Whenever scientists discuss or write about ‘intelligence’, they will often have one of these four theories in mind. Different scientists have different theoretical preferences.
1. Unitary intelligence – g. Spearman’s theory of unitary intelligence, or g. Spearman (1923) argued that underlying all cognitive abilities was a single general intelligence factor (g) that all the abilities draw on, and which individuals differ in – in a bell curve (normal) distribution. From a statistical standpoint, all tests of cognitive ability are correlated positively and in factor analysis load highly on one higher-order general factor that shares variance with them all. When people talk about ‘IQ level’ this is generally the underlying ability that people have in mind. Spearman (1904) argued that the variance of performance between individuals on ANY given cognitive task (spelling, arithmetic, inductive reasoning, mental rotation, verbal analogies, etc), could be attributed to two underlying factors: g and s – the domain-specific skill accounting for the variance unique to that type of task. On this theory, g is the more crucial factor, and the most useful in describing individual differences, and explaining differences in cognitive ability. Recent studies have argued that differences in g are due to differences in working memory: that working memory capacity and processing efficiency underly the g factor.

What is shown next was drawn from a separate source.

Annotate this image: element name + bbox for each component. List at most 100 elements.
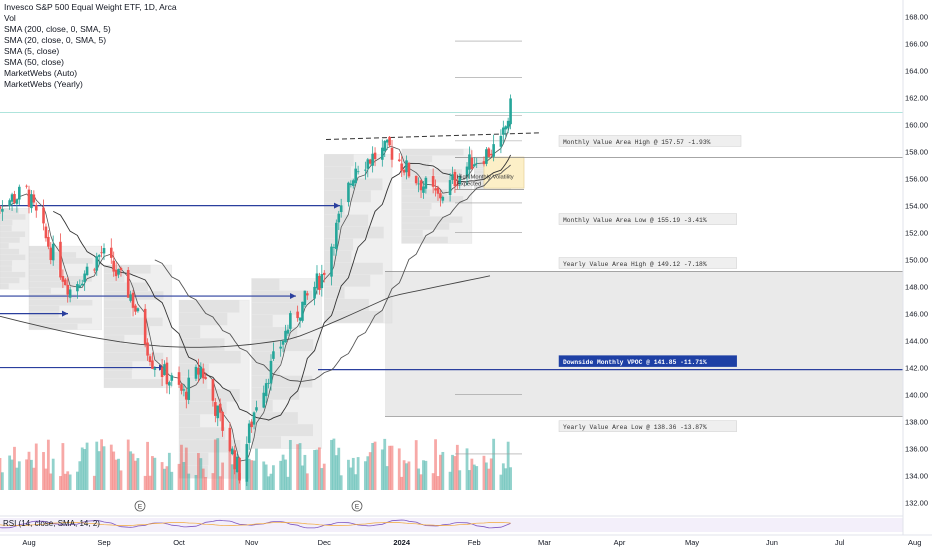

2. Fluid intelligence (Gf or gF) and crystallized intelligence (Gc or gC). This is the theory favoured in this blog. It was originally proposed by Cattell back in 1943, and and later revised by Horn and Cattell in 1967. It holds that cognitive ability is best understood by two discrete factors: fluid intelligence (Gf) and crystallized intelligence (Gc). Fluid g is defined as the ability to reason and problem solve with novel tasks or in unfamiliar contexts (measured by tests of spatial and inductive reasoning), while crystallized g is defined as acquired knowledge and is measured using tests of general knowledge, mathematics, reading comprehension, and vocabulary knowledge. From an instructional perspective, this two-factor model allows domain-specific knowledge to possibly compensate for limitations in capacity and processing (fluid intelligence). One may succeed due to knowledge about a task or domain (crystallized g), or due to sheer ‘horsepower’ (fluid g).

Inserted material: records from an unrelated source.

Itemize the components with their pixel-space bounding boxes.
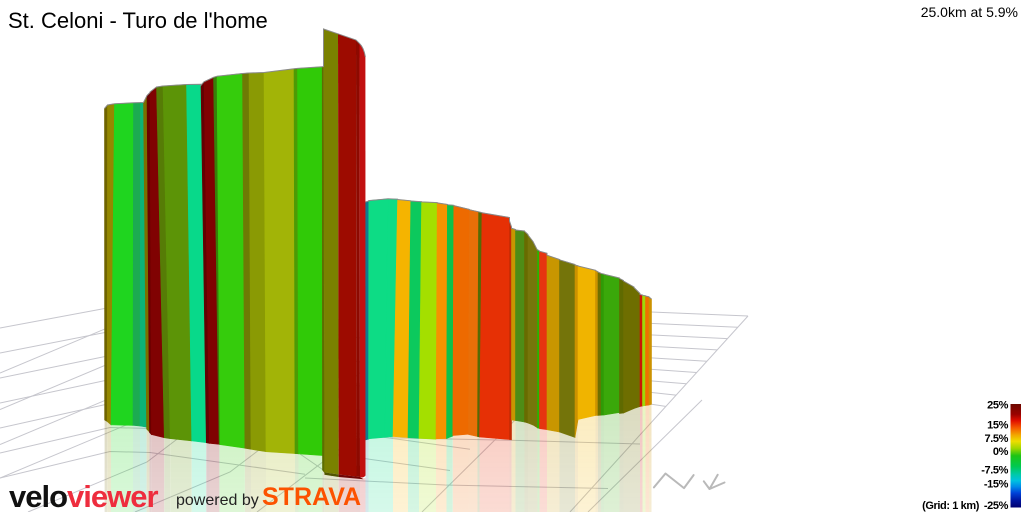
svg-text:powered by: powered by (176, 492, 259, 509)
svg-text:15%: 15% (987, 420, 1008, 432)
svg-text:0%: 0% (993, 446, 1009, 458)
svg-text:veloviewer: veloviewer (9, 479, 158, 512)
svg-text:STRAVA: STRAVA (262, 483, 361, 511)
svg-text:25%: 25% (987, 400, 1008, 412)
svg-text:-25%: -25% (984, 500, 1009, 512)
svg-text:7.5%: 7.5% (985, 433, 1009, 445)
svg-text:(Grid: 1 km): (Grid: 1 km) (922, 500, 980, 512)
svg-text:-7.5%: -7.5% (981, 465, 1008, 477)
svg-text:St. Celoni - Turo de l'home: St. Celoni - Turo de l'home (8, 8, 268, 33)
svg-text:25.0km at 5.9%: 25.0km at 5.9% (921, 4, 1018, 20)
svg-text:-15%: -15% (984, 479, 1009, 491)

3. Speed vs capacity. According to Fry and Hale (1996) faster information processing speed allows for more efficient working memory processes that translates into improved performance on the demanding cognitive tasks that are found in intelligence tests. A number of developmental studies show that increases in processing speed at younger ages is followed by increases in working memory, and that these appear to be directed by a unified biological system (Kail, 2000). Reading disabilities may be the result of a domain-general deficit in speed of processing, and speed is associated with more effective imagery that, in turn, was associated with spatial memory span and performance on some sub-tests of intelligence batteries.

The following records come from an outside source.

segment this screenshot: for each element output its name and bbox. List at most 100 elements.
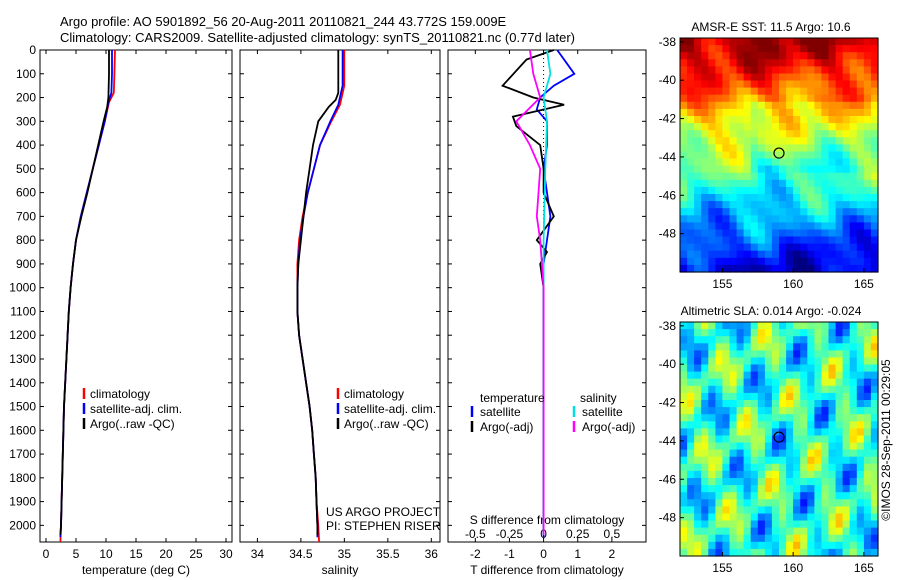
map-cell (708, 499, 716, 507)
x-tick-label: 20 (159, 547, 173, 561)
map-cell (807, 534, 815, 543)
map-cell (856, 186, 865, 195)
map-cell (750, 116, 759, 124)
map-cell (722, 250, 731, 259)
map-cell (743, 499, 752, 507)
map-cell (722, 350, 731, 359)
map-cell (680, 94, 688, 103)
map-cell (849, 350, 858, 359)
map-cell (743, 172, 752, 181)
map-cell (771, 527, 780, 536)
map-cell (722, 257, 731, 266)
map-cell (835, 38, 844, 46)
map-cell (835, 229, 844, 238)
map-cell (863, 541, 872, 550)
map-cell (828, 186, 837, 195)
map-cell (863, 336, 872, 344)
map-cell (750, 38, 759, 46)
map-cell (849, 66, 858, 75)
map-cell (849, 478, 858, 486)
map-cell (764, 470, 773, 479)
map-cell (736, 130, 745, 138)
legend-label: satellite-adj. clim. (344, 402, 436, 416)
map-cell (807, 470, 815, 479)
map-cell (687, 116, 695, 124)
map-cell (708, 137, 716, 145)
map-cell (715, 194, 724, 202)
map-cell (701, 506, 709, 515)
map-cell (750, 449, 759, 458)
map-cell (835, 264, 844, 273)
map-cell (863, 208, 872, 216)
map-cell (722, 144, 731, 153)
map-cell (687, 87, 695, 96)
map-cell (856, 485, 865, 493)
map-cell (842, 357, 851, 366)
legend-label: Argo(..raw -QC) (344, 417, 429, 431)
map-cell (750, 229, 759, 238)
map-cell (680, 123, 688, 131)
map-cell (722, 80, 731, 89)
map-cell (842, 87, 851, 96)
map-cell (771, 506, 780, 515)
map-cell (708, 108, 716, 117)
map-cell (694, 179, 702, 188)
map-cell (800, 499, 808, 507)
map-cell (743, 492, 752, 500)
map-cell (856, 250, 865, 259)
map-cell (849, 151, 858, 160)
map-frame (679, 321, 879, 557)
map-cell (807, 435, 815, 444)
map-cell (722, 236, 731, 245)
map-cell (680, 414, 688, 422)
map-cell (863, 264, 872, 273)
map-cell (814, 208, 823, 216)
map-cell (708, 66, 716, 75)
map-cell (715, 130, 724, 138)
map-cell (779, 144, 787, 153)
map-cell (771, 520, 780, 529)
y-tick-label: -44 (659, 434, 677, 448)
map-cell (722, 243, 731, 252)
map-cell (870, 264, 879, 273)
map-cell (835, 520, 844, 529)
map-cell (793, 130, 801, 138)
map-cell (786, 130, 794, 138)
map-cell (870, 116, 879, 124)
map-cell (856, 130, 865, 138)
map-cell (793, 541, 801, 550)
map-cell (771, 208, 780, 216)
map-frame (679, 37, 879, 273)
map-cell (680, 350, 688, 359)
map-cell (800, 336, 808, 344)
map-cell (771, 158, 780, 167)
map-cell (680, 470, 688, 479)
map-cell (722, 45, 731, 53)
map-cell (687, 179, 695, 188)
map-cell (828, 534, 837, 543)
map-cell (821, 541, 830, 550)
map-cell (687, 478, 695, 486)
map-cell (821, 449, 830, 458)
map-cell (821, 485, 830, 493)
map-cell (849, 421, 858, 429)
map-cell (757, 201, 766, 209)
map-cell (701, 407, 709, 415)
map-cell (680, 208, 688, 216)
map-cell (701, 116, 709, 124)
map-cell (722, 414, 731, 422)
map-cell (849, 172, 858, 181)
map-cell (870, 94, 879, 103)
map-cell (701, 350, 709, 359)
map-cell (793, 534, 801, 543)
map-cell (779, 264, 787, 273)
map-cell (800, 201, 808, 209)
map-cell (793, 257, 801, 266)
map-cell (835, 45, 844, 53)
map-cell (736, 59, 745, 67)
map-cell (715, 329, 724, 337)
map-cell (821, 421, 830, 429)
map-cell (743, 73, 752, 82)
map-cell (856, 329, 865, 337)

As for the capacity factor in this theory, Just and Carpenter (1992) have proposed an acount of capacity for language comprehension (a good measure of IQ) in which individual differences in performance can be accounted for in terms of the total amount of activation that is available in working memory for both processing and storage demands.
4. Verbal, spatial, working memory, and processing speed. This is another hierarchical theory in the individual difference psychometric tradition. There is consensus that there is a general cognitive factor (g) that accounts for about 50% or so of the variance in a broad range of mental tests given to a large sample of the population. The general factors from different batteries of mental tests show very high correlations, often well above 0.9. When that variance is taken into account, there is still variance attributable to separable ‘level 2’ factors of intelligence, each of which accounts for under 10% of the variance. On this account those factors are verbal, spatial/perceptual organisation, working memory and processing speed. These factors provide a very good fit to performance on the 13 WAIS-III intelligence scale subtests (Deary, 2001), and the separate indices of ability that you get on WAIS-IV are based on this factor analytic model.
We have discussed speed and working memory in the context of the speed vs capacity theory. As for ‘verbal’ vs ‘spatial’, Paivio’s (1971) dual coding theory, states that incoming information is coded into a verbal-based code, spatial/ imagery-based code, or both in long-term memory. Paivio claimed that the two codes are independent of one another but information that is coded via both codes can establish a more enriched memory structure, with multiple retrieval routes to access the information. These different codes are associated, on this model, with different sub factors of intelligence that can vary independently of each other.
The literature supporting each of these theories of intelligence is deep and well-supported.
In a recent study by Nietfeld and colleagues in the psychometric tradition, theories 1, 2 and 3 – and the verbal vs spatial componentsof theory 4, were directly tested against each other in a confirmatory factor analysis study. The fluid vs crystallized hierarchical model came out to be the best fitting to the data. This structure is also consistent with Carroll’s (1993) proposed hierarchial structure of intellectual abilities based on his comprehensive meta-analysis of more than 450 independent datasets on intelligence testing. On his account, fluid intelligence and crystallized intelligence factors showed the closest relationship to g of all the broad factors at the second level of his hierarchy.
As theoretical constructs, fluid g and crystallized g are coming through strong!
Nietfeld et al. (2007). A test of theoretical models that account for information processing demands. Contemporary Educational Psychology, 32, 3, 499-515.